Effrayés devant les conséquences du règne débridé du capital financier, les tenants de ce courant semblent l'être tout autant devant l'idée d'une explosion sociale que cela pourrait provoquer. Ils dénoncent les traités qui officialisent la dérégulation et facilitent la circulation du grand capital Maastricht, Amsterdam, Dublin mais ne combattent pas le grand capital lui-même. Ils se proposent de "désarmer les marchés", de "refonder la propriété", mais pas de détruire la propriété capitaliste. Ils veulent, en substance, limer les ongles du capital financier, mais sans détruire le grand capital.
Combattre le capital financier, mais sans combattre le capitalisme, c'est, au mieux, une utopie. Faire appel à l'État pour combattre le capital financier, c'est ignorer la soumission de l'État au grand capital. Et c'est aussi un piège pour l'avenir. Car il est tout à fait possible que, contraint et forcé, le capitalisme revienne à la régulation étatique.
Il faut se souvenir que la crise de 1929 a éclaté, aussi, comme une crise boursière, couronnant une longue période d'emballement et de pouvoir sans partage du capital financier. Mais, pour sauver le capitalisme de la débâcle, les bourgeoisies ont fini par le recours à l'étatisme. A celui du New Deal, mais aussi à celui de l'économie nazie. Mais pas plus le "libéralisme débridé" que l'étatisme n'ont sauvé l'humanité de la guerre. Au contraire, de bouée de sauvetage, l'étatisme est devenu un moyen de préparer la marche vers la guerre. Car le problème n'est pas seulement celui de l'étatisme, mais aussi celui de savoir au service de quelle classe sociale est l'État.
Le recours à l'État, comme la politique de grands travaux, sont des idées dans l'air du temps. Les organismes internationaux de l'impérialisme, en particulier le FMI qui, soit dit en passant, n'est pas seulement l'agent international du capital financier, mais aussi un des rares organismes de régulation du capitalisme international , ont donné leur bénédiction au renforcement de l'étatisme dans certains pays de l'Asie du Sud-Est frappés par la crise. Ils ont contribué à pousser le Japon à la nationalisation déguisée de son système bancaire. Quant aux grands travaux, c'est une vieille idée social-démocrate, dont même Jacques Delors s'est fait le porte-parole, et qui pourrait resservir à l'occasion.

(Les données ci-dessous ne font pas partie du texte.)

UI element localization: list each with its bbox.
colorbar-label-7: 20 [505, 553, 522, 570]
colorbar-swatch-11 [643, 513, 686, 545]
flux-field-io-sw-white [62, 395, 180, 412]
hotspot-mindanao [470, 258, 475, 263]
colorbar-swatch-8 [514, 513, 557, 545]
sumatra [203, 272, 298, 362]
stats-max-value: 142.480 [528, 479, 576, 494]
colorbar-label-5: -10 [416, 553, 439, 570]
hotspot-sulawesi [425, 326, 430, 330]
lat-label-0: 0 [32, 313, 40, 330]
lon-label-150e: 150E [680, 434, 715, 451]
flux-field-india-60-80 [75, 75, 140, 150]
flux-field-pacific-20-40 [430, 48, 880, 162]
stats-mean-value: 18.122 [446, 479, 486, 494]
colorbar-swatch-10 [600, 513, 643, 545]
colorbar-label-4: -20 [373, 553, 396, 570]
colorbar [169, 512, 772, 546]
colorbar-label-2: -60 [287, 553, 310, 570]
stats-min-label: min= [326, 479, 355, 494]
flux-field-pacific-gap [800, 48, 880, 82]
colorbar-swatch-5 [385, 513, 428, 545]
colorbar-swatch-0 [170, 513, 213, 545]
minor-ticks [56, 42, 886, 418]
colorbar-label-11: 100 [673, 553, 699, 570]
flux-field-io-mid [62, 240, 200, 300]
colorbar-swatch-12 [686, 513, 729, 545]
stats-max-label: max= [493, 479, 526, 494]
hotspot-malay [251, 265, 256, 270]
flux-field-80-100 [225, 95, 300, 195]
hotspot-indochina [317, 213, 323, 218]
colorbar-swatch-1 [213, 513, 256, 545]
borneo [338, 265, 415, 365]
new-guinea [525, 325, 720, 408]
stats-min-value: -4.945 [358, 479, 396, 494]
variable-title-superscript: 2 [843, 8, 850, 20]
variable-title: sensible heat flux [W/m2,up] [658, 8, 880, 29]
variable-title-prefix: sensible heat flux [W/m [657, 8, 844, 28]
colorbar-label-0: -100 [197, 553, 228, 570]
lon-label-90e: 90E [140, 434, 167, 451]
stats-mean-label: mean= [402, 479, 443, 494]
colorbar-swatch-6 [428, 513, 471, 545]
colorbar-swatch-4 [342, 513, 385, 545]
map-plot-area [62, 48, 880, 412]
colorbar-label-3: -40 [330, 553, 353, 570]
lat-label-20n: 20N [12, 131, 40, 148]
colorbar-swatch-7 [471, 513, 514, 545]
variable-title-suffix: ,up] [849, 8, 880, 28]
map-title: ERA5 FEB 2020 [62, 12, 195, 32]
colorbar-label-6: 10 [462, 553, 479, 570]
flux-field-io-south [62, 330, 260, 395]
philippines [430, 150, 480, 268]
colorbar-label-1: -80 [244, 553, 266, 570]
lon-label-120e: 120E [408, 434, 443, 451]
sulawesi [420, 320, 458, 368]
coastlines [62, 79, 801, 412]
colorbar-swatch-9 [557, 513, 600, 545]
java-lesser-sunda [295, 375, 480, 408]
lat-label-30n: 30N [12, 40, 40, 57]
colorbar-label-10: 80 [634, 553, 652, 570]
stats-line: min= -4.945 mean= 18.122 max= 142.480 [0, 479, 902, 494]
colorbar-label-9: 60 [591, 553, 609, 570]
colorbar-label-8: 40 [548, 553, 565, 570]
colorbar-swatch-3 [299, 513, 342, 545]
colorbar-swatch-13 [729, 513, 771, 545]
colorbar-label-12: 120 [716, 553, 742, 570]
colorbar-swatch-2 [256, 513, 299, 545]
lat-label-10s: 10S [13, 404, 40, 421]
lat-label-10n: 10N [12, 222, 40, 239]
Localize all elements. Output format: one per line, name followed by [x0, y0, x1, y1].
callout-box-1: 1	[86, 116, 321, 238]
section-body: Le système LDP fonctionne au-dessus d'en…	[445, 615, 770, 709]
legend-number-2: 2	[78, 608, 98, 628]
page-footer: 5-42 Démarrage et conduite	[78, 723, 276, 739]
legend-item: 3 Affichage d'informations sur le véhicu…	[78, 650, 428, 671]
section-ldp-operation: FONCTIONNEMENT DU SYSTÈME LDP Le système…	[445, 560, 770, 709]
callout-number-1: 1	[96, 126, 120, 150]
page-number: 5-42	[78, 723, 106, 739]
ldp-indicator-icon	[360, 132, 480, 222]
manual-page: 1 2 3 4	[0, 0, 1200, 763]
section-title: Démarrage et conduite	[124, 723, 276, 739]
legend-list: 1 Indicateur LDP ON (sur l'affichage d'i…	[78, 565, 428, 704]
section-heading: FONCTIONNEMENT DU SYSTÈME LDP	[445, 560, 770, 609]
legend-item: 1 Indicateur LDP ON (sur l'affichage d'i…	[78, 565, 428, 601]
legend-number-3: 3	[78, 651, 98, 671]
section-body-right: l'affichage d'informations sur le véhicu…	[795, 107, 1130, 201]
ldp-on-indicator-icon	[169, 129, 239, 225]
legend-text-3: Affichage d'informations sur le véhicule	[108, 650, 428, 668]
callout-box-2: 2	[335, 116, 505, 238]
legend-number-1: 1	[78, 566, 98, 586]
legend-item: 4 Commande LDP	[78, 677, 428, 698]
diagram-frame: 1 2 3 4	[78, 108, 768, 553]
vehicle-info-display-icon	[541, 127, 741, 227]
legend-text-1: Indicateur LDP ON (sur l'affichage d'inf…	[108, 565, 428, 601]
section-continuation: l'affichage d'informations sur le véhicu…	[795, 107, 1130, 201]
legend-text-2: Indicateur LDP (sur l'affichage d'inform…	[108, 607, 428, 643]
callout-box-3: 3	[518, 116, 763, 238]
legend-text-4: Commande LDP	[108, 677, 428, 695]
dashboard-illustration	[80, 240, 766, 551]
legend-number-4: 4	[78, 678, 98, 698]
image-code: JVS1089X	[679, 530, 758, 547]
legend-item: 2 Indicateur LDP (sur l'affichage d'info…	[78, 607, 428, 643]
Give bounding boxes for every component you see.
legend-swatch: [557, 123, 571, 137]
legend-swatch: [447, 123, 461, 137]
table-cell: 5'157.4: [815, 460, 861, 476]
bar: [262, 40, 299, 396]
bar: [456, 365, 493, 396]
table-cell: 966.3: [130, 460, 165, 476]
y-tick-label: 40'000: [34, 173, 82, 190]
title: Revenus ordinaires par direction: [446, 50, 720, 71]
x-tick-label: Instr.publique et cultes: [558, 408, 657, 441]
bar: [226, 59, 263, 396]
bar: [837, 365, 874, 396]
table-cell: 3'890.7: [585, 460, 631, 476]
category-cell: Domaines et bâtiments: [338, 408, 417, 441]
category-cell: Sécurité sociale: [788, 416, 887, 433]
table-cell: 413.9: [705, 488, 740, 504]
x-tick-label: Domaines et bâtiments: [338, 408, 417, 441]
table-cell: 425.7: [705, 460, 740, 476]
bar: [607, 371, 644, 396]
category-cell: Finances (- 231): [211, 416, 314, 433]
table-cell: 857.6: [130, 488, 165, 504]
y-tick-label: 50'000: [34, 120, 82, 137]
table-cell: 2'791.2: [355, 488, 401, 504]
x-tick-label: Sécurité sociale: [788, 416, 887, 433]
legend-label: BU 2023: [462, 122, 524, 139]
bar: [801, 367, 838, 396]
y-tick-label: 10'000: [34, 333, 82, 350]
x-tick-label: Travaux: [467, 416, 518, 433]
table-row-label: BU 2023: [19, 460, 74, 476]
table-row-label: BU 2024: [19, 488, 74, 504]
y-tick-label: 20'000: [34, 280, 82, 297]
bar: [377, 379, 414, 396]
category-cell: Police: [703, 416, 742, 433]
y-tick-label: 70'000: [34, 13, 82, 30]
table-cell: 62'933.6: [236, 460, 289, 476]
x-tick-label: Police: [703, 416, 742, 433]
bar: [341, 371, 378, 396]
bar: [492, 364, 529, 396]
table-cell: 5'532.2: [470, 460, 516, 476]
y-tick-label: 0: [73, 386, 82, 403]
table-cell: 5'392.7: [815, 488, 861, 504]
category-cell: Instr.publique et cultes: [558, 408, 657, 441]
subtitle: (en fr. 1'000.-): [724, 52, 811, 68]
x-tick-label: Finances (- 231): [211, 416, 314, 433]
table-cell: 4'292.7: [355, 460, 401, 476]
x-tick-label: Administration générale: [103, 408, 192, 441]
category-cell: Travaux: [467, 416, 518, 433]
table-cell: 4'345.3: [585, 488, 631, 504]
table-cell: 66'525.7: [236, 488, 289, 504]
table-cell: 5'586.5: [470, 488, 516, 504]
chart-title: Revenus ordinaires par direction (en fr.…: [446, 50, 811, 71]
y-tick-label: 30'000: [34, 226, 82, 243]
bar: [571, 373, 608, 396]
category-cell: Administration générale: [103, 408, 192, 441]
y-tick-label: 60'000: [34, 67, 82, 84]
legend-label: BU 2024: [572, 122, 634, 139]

La bourgeoisie est une classe trop avide, trop préoccupée par le profit à court terme, pour qu'il ne soit pas nécessaire de sauver périodiquement ses intérêts, et de la sauver elle-même, par l'intermédiaire des institutions étatiques susceptibles de défendre ses intérêts généraux, parfois malgré elle. Mais pas plus qu'après la crise de 1929, le recours à l'étatisme ne serait fait dans l'intérêt des classes exploitées et de la société. Qu'il soit pratiqué par des gouvernements dits démocratiques ou par des régimes autoritaires, s'il apparaît nécessaire à la bourgeoisie de briser au préalable la classe ouvrière, son contenu de classe serait inévitablement de faire payer aux classes exploitées les dégâts causés par le grand capital.
L'intérêt de la classe ouvrière n'est certainement pas de s'aligner derrière des courants à la recherche d'une politique de rechange pour la bourgeoisie capitaliste, mais d'exproprier la grande bourgeoisie et de mettre fin à l'organisation capitaliste de l'économie.